Wharton was an American in Paris during the beginning of World War II, when she became a war correspondent, visiting the front lines and volunteering to bring relief to displaced refugees and soldiers fleeing the worst of the war.

Her experience is documented in Fighting France: From Dunkerque to Belport:

A few hotels still carried on a halting life, galvanized by an occasional inrush of travel from Belgium and Germany; but most of them had closed or were being hastily transformed into hospitals.

The signs over these hotel doors first disturbed the dreaming harmony of Paris. In a night, as it seemed, the whole city was hung with Red Crosses. Every other building showed the red and white band across its front, with “Ouvroir” or “Hopital” beneath; there was something sinister in these preparations for horrors in which one could not yet believe, in the making of bandages for limbs yet sound and whole, the spreading of pillows for heads yet carried high. But insist as they would on the woe to come, these warning signs did not deeply stir the trance of Paris.
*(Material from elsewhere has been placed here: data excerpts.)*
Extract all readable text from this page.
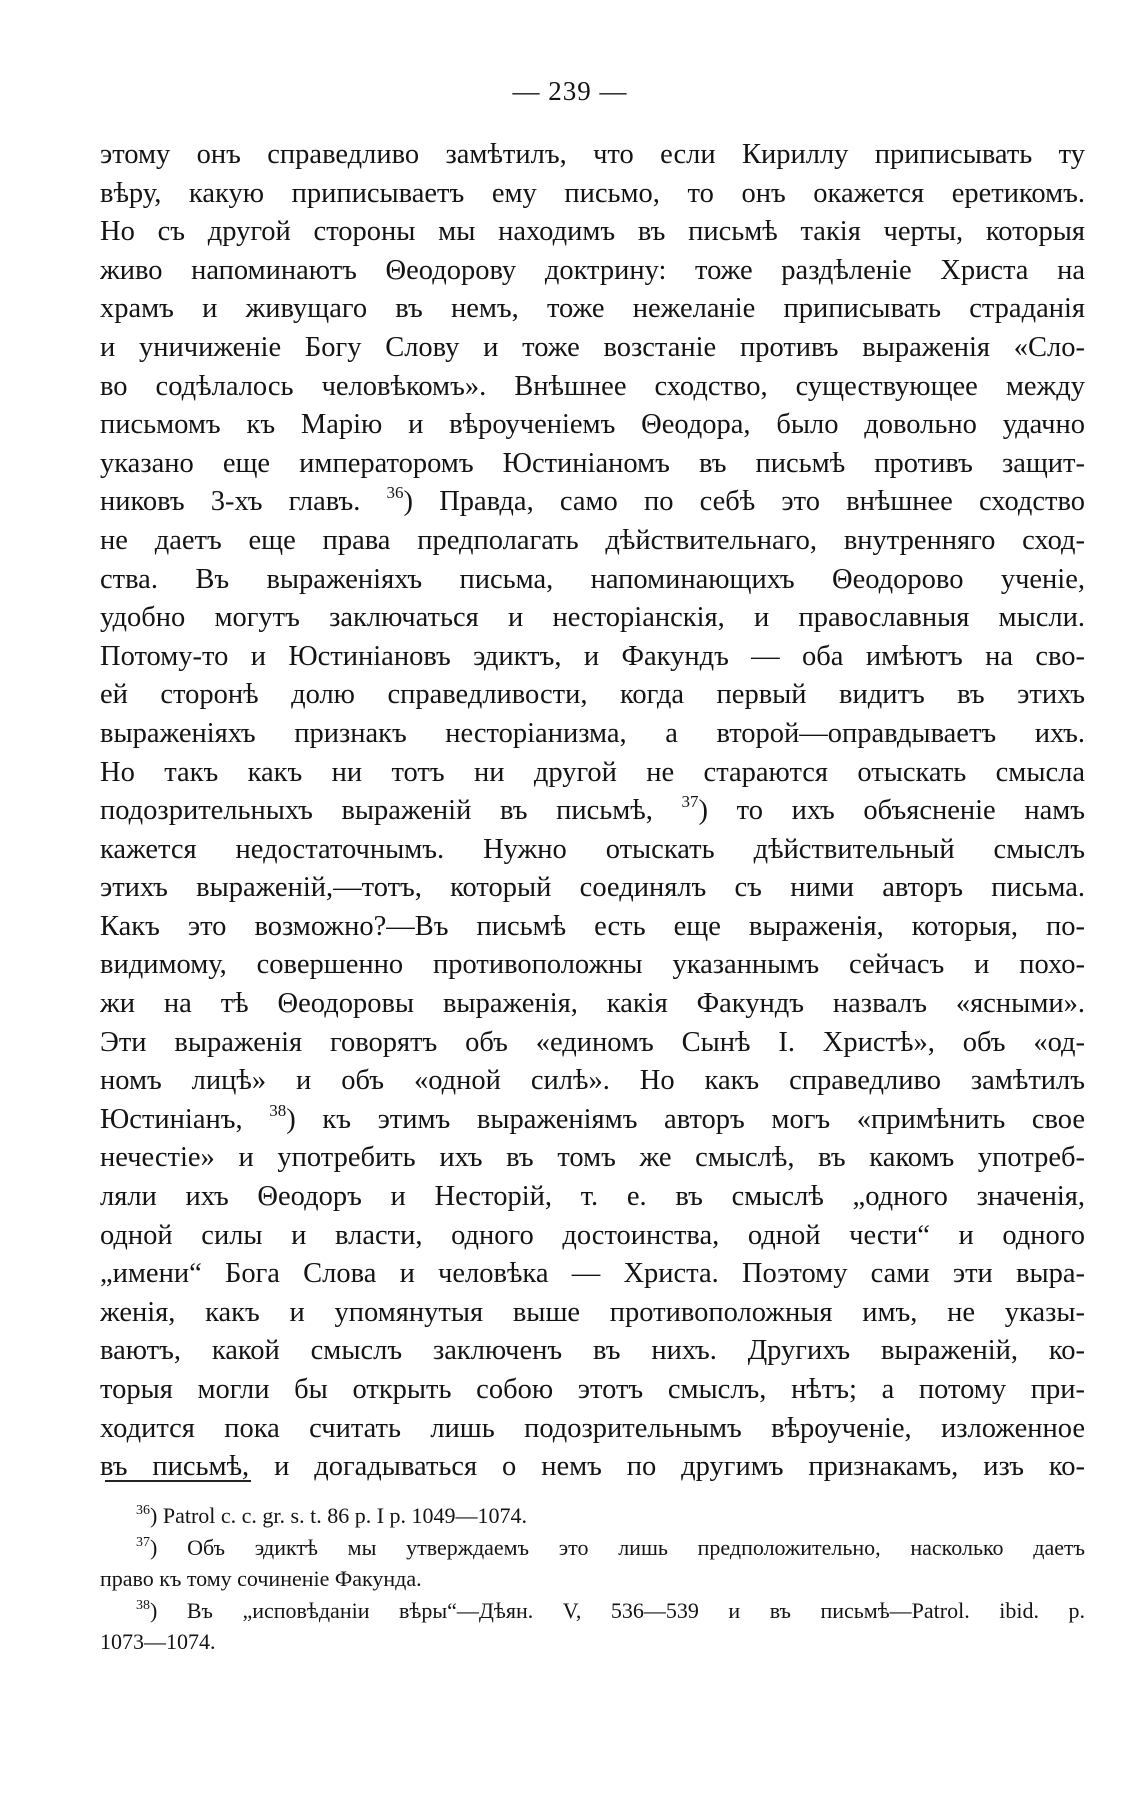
— 239 —
этому онъ справедливо замѣтилъ, что если Кириллу приписывать ту
вѣру, какую приписываетъ ему письмо, то онъ окажется еретикомъ.
Но съ другой стороны мы находимъ въ письмѣ такія черты, которыя
живо напоминаютъ Θеодорову доктрину: тоже раздѣленіе Христа на
храмъ и живущаго въ немъ, тоже нежеланіе приписывать страданія
и уничиженіе Богу Слову и тоже возстаніе противъ выраженія «Сло-
во содѣлалось человѣкомъ». Внѣшнее сходство, существующее между
письмомъ къ Марію и вѣроученіемъ Θеодора, было довольно удачно
указано еще императоромъ Юстиніаномъ въ письмѣ противъ защит-
никовъ 3-хъ главъ. $^{36}$) Правда, само по себѣ это внѣшнее сходство
не даетъ еще права предполагать дѣйствительнаго, внутренняго сход-
ства. Въ выраженіяхъ письма, напоминающихъ Θеодорово ученіе,
удобно могутъ заключаться и несторіанскія, и православныя мысли.
Потому-то и Юстиніановъ эдиктъ, и Факундъ — оба имѣютъ на сво-
ей сторонѣ долю справедливости, когда первый видитъ въ этихъ
выраженіяхъ признакъ несторіанизма, а второй—оправдываетъ ихъ.
Но такъ какъ ни тотъ ни другой не стараются отыскать смысла
подозрительныхъ выраженій въ письмѣ, $^{37}$) то ихъ объясненіе намъ
кажется недостаточнымъ. Нужно отыскать дѣйствительный смыслъ
этихъ выраженій,—тотъ, который соединялъ съ ними авторъ письма.
Какъ это возможно?—Въ письмѣ есть еще выраженія, которыя, по-
видимому, совершенно противоположны указаннымъ сейчасъ и похо-
жи на тѣ Θеодоровы выраженія, какія Факундъ назвалъ «ясными».
Эти выраженія говорятъ объ «единомъ Сынѣ І. Христѣ», объ «од-
номъ лицѣ» и объ «одной силѣ». Но какъ справедливо замѣтилъ
Юстиніанъ, $^{38}$) къ этимъ выраженіямъ авторъ могъ «примѣнить свое
нечестіе» и употребить ихъ въ томъ же смыслѣ, въ какомъ употреб-
ляли ихъ Θеодоръ и Несторій, т. е. въ смыслѣ „одного значенія,
одной силы и власти, одного достоинства, одной чести“ и одного
„имени“ Бога Слова и человѣка — Христа. Поэтому сами эти выра-
женія, какъ и упомянутыя выше противоположныя имъ, не указы-
ваютъ, какой смыслъ заключенъ въ нихъ. Другихъ выраженій, ко-
торыя могли бы открыть собою этотъ смыслъ, нѣтъ; а потому при-
ходится пока считать лишь подозрительнымъ вѣроученіе, изложенное
въ письмѣ, и догадываться о немъ по другимъ признакамъ, изъ ко-
$^{36}$) Patrol c. c. gr. s. t. 86 p. I p. 1049—1074.
$^{37}$) Объ эдиктѣ мы утверждаемъ это лишь предположительно, насколько даетъ
право къ тому сочиненіе Факунда.
$^{38}$) Въ „исповѣданіи вѣры“—Дѣян. V, 536—539 и въ письмѣ—Patrol. ibid. p.
1073—1074.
The first days of the war were full of a kind of unrealizing confidence, not boastful or fatuous, yet as different as possible from the clear-headed tenacity of purpose that the experience of the next few months was to develop. It is hard to evoke, without seeming to exaggerate it, that the mood of early August: the assurance, the balance, the kind of smiling fatalism with which Paris moved to her task. It is not impossible that the beauty of the season and the silence of the city may have helped to produce this mood. War, the shrieking fury, had announced herself by a great wave of stillness. Never was desert hush more complete: the silence of a street is always so much deeper than the silence of wood or field.